Under the proposed measures, the state’s Chief Financial Officer would set the interest rates each quarter and be prohibited from ever setting that rate above 2.55%.

The court amended Bar rules last year to require lawyers to keep their IOTA accounts in institutions that tie interest rates for IOTA accounts to the Wall Street Journal Prime Rate. The rule went into effect May 15, 2023, and is already bringing in more money that pays for free civil legal representation to Floridians living near the poverty line.

The Florida Bankers Association supports the legislation and is challenging the court’s new rule in a rehearing now pending with the Supreme Court, arguing the rule is financially unsound.

“We respect the Supreme Court. We understand their timeframe,” said Dennis Murphy, the president and CEO of Gulfside Bank in Sarasota to the Senate Banking and Insurance Committee. “But frankly, we’re bringing this legislation forth because we need relief now.”

Kenneth Pratt, a Florida Bankers Association lobbyist, said, “We’re trying to save this program. We don’t want to see banks get out of this line of business.”

The number of banks participating in the IOTA program has increased since the court modified the rule in March from 151 to 162, according to FFLA. The modified program is bringing in about $23 million a month in civil legal aid that serves about four million low-income Floridians with their civil disputes.

Sen. Geraldine Thompson, a Democrat from Windermere, voted against the measure in the Senate Banking and Insurance Committee. Her husband and retired judge, Emerson Thompson, was previously the president of FFLA, when it was still called The Florida Bar Foundation.

“I would ask that we comply with the rule that was promulgated by the Florida Supreme Court…. And that we recognize that this is in litigation… And that we not pass this bill today” said Thompson during the debate.

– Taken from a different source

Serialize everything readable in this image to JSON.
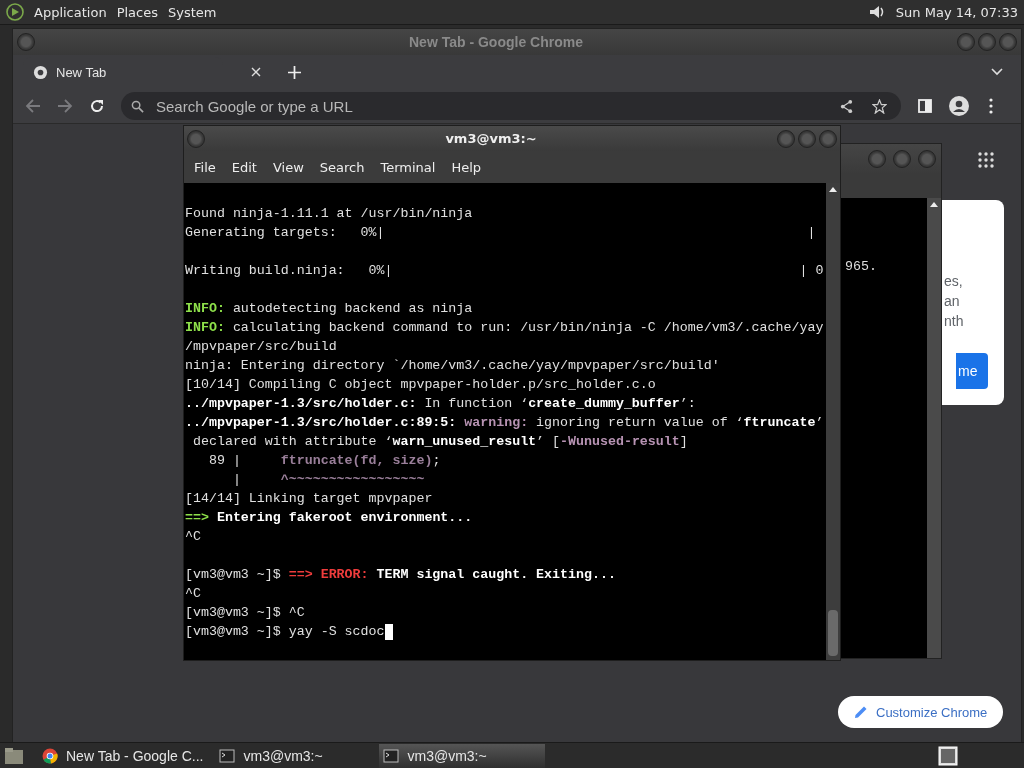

Both the court’s rule and the first paragraph of the bill create an interest-rate floor that voluntarily participating banks must pay on IOTA accounts based on what the rest of the market is doing through different formulas.

Jody Hudgins, a retired banker and former longtime teacher at The Florida Bankers Association who is the architect of the court’s modified rule, told the Bar News last year that the court’s rule would ensure the banks still make financial gains on IOTA accounts of at least 3%.

The proposed measures would cap the maximum percentage banks would have to pay on them. But under the second paragraph of the bills, IOTA accounts would also bring in potentially less than that capped amount, because banks could pay a minimum interest of .25% as long as that rate is comparable to their non-IOTA accounts, which is similar to the IOTA rule before the court made its changes in March.

“If you’re inclined to send this bill forward, send it forward with only the first paragraph, which is the formula driven by market rates,” said Hudgins.

The Senate panel passed the bill in its entirety.

The identical companion, HB 1253, by Rep. Robert Brackett, R-Vero Beach, is in the House.